Stroke/Transient Ischemic Attack

Stroke is the third-leading cause of death and #1 cause of long-term disability among B.C. adults. Training in recognition of symptoms and emergency response is key to reducing death and disability from stroke.

What are we measuring?

  • Percentage of stroke patients who die in hospital or in transitional care units
  • Number of stroke patients who get sent home after discharge versus those who go to a long-term care facility
  • Percentage of stroke patients who receive acute thrombolytic therapy (clot-busting medication)
  • The time it takes a patient with suspected TIA (transient ischemic attack, the precursor to stroke) to go from the emergency department to an assessment by a stroke expert
  • Number of TIA patients referred from an emergency department to a neurologist at a secondary prevention clinic

Island Health Success

Island Health has been showcasing our commitment to stroke-related patient safety since 2004 when the Stroke Rapid Assessment Unit (SRAU) opened at VGH. Since then, stroke teams have been formed at Victoria General, Nanaimo Regional General, Campbell River, Cowichan District and St Joseph’s General hospitals. Island Health stroke teams have been participating in the provincial Stroke and TIA Improvement Collaborative, which started in 2011, to identify areas of stroke care at each of their respective sites that can be improved to benefit patients.

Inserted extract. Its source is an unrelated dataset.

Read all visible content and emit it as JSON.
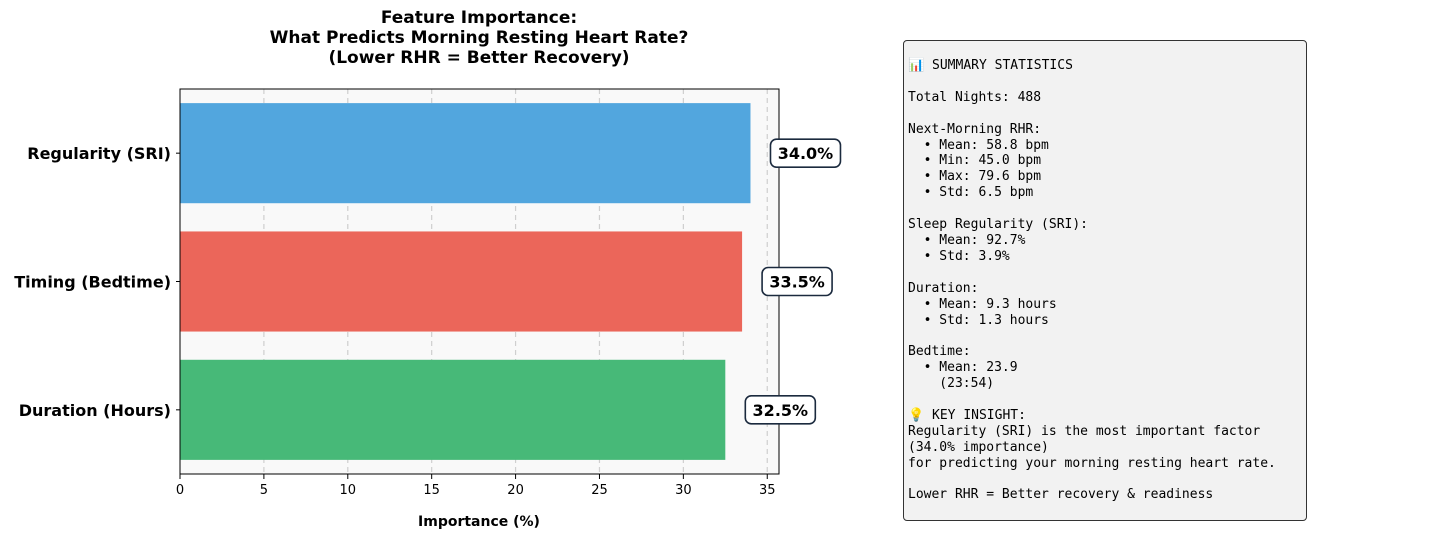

The stroke teams have already made major progress. Through the collaborative, they have focused on improving staff and patient education on stroke and TIA and implementing new protocols for delivering care, known as clinical order sets . The teams have also worked to improve screening in the emergency department to identify patients with TIA and stroke. Care providers have stopped using urinary catheters whenever possible so they can get patients up and moving sooner for rehabilitation.

Working with BC Ambulance crews, staff at Victoria General Hospital reduced the time it takes to get a severe stroke patient into a CT scan to an average of just 10 minutes. Improvements in the past five years at Campbell River Hospital reduced stroke patient deaths to 13%, compared to 23% in 2007. Currently, 85% of TIA and stroke patients at CRH can be discharged home, compared to 28% five years ago.